Magisch war auch, was dieses doch relativ ad hoc zusammengekommene Trio bei seinem denkwürdigen Auftritt bot. Lloyd nimmt seine beiden Gefährten mit auf eine Reise durch seine persönliche und musikalische Vergangenheit. Das Konzert beginnt mit einer von Herzen kommenden Interpretation von Billy Strayhorns letzter Komposition “Blood Count”, die das an Krebs erkrankte Alter Ego von Ellington 1967 kurz vor seinem Tod im Krankenhaus beendete. Im Sommer zuvor hatte Lloyd auf dem Jazzfestival von Antibes in Südfrankreich eine Begegnung mit Strayhorn und Ellingtons Altsaxofonisten Johnny Hodges, die ihn nachhaltig geprägt hat: “Sie nahmen mich unter ihre Fittiche und am Grab von Sidney Bechet in ihren Zirkel auf.”
Weiter geht es mit “Song My Lady Sings”, einem Stück, das Lloyd 1964 als neues Mitglied des Cannonball Adderley Sextet geschrieben hatte, und dem Bolero “Ay Amor” des kubanischen Sängers, Pianisten und Songwriters Ignacio Jacinto Villa Fernández a.k.a.  Bola de Nieve. Den Klassiker hatten Charles Lloyd & The Marvels bereits 2021 auf ihrem dritten Album “Tone Poem” präsentiert. Ausklingen lässt Lloyd das Konzert mit zwei eigenen Kompositionen aus der nicht ganz so fernen Vergangenheit: “Beyond Darkness” von dem 2002 erschienenen Album “Lift Every Voice” (auf dem es auch eine frühere Version von “Blood Count” gibt) und “Dorotea’s Studio” von “Voice In The Night” (1999).

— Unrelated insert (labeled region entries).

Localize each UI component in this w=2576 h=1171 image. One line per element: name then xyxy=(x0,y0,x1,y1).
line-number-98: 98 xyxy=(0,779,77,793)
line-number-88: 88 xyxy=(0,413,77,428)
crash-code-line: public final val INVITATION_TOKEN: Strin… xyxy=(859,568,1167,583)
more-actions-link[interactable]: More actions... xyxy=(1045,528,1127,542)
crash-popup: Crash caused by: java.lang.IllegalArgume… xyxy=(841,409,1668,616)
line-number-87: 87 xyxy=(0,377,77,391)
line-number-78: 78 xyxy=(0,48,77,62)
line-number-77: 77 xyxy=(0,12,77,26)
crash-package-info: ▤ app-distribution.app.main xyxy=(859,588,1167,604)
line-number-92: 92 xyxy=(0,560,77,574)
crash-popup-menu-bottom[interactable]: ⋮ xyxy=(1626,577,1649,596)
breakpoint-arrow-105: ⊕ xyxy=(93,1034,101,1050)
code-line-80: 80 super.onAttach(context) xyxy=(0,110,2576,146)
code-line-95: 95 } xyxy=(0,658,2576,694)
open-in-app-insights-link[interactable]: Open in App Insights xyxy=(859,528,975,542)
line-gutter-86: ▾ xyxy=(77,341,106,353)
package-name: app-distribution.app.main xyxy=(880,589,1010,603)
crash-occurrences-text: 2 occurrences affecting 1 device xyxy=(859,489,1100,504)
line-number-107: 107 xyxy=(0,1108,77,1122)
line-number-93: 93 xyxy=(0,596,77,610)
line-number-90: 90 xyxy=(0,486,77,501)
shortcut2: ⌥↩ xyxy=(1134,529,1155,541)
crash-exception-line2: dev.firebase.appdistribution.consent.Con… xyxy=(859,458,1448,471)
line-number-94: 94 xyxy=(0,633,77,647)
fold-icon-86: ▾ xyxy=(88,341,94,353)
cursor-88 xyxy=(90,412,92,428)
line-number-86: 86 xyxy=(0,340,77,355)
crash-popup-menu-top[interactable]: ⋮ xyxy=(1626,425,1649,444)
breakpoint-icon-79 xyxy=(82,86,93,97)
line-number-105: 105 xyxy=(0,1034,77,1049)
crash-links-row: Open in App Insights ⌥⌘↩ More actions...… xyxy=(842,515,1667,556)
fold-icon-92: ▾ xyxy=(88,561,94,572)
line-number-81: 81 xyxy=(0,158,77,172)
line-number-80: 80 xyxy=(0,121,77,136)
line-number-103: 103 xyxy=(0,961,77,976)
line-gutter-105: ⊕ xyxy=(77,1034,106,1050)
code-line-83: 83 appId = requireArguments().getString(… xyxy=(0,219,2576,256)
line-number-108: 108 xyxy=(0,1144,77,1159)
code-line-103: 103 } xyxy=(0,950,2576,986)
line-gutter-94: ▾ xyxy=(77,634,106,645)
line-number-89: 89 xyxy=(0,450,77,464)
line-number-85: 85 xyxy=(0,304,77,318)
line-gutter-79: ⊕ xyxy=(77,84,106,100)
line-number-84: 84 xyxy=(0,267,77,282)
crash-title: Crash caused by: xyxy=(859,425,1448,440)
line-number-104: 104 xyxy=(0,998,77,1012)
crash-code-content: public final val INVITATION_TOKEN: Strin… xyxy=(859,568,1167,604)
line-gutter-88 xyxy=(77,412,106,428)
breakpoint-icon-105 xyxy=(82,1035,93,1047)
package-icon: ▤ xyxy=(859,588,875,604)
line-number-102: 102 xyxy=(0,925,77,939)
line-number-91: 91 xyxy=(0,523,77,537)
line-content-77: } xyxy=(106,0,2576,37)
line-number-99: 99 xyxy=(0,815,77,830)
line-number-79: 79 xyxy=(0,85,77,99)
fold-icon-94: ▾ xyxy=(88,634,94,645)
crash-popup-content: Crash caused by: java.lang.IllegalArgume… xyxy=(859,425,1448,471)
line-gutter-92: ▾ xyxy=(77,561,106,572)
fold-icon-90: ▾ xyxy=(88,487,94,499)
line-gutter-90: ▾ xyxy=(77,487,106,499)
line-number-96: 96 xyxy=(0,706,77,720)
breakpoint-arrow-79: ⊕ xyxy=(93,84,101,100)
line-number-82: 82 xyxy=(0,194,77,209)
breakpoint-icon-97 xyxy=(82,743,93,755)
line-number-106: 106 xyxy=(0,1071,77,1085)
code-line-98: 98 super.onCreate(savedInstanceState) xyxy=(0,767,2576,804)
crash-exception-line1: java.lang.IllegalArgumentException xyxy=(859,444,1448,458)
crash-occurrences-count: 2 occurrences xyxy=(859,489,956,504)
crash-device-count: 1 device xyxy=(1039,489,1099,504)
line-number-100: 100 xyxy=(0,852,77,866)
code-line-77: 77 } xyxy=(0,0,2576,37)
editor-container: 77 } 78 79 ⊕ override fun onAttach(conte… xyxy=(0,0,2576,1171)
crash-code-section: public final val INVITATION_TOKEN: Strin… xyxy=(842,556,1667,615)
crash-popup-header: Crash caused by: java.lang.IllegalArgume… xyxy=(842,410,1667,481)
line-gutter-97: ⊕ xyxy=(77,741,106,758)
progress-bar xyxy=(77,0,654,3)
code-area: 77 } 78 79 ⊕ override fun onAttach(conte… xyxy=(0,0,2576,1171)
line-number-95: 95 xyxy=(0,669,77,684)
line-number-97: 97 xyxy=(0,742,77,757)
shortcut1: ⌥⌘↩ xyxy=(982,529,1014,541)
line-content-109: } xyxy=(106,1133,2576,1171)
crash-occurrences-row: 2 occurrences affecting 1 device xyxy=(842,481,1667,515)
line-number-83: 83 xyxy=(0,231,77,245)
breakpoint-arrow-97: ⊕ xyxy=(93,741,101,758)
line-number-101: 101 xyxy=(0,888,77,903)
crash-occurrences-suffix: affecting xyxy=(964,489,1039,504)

Am 26. August wird diese Reihe mit dem Album “Trios: Ocean” fortgesetzt, auf dem Lloyd mit dem Diana-Krall-Gitarristen Anthony Wilson und Pianist Gerald Clayton zu hören sein wird. Und am 28. Oktober erscheint schließlich noch das Album “Trios: Sacred Thread” mit dem Gitarristen Julian Lage und Tabla-Großmeister Zakir Hussain. Geplant ist außerdem eine exklusive Vinyl-Box mit allen Alben dieser Trio-Trilogie.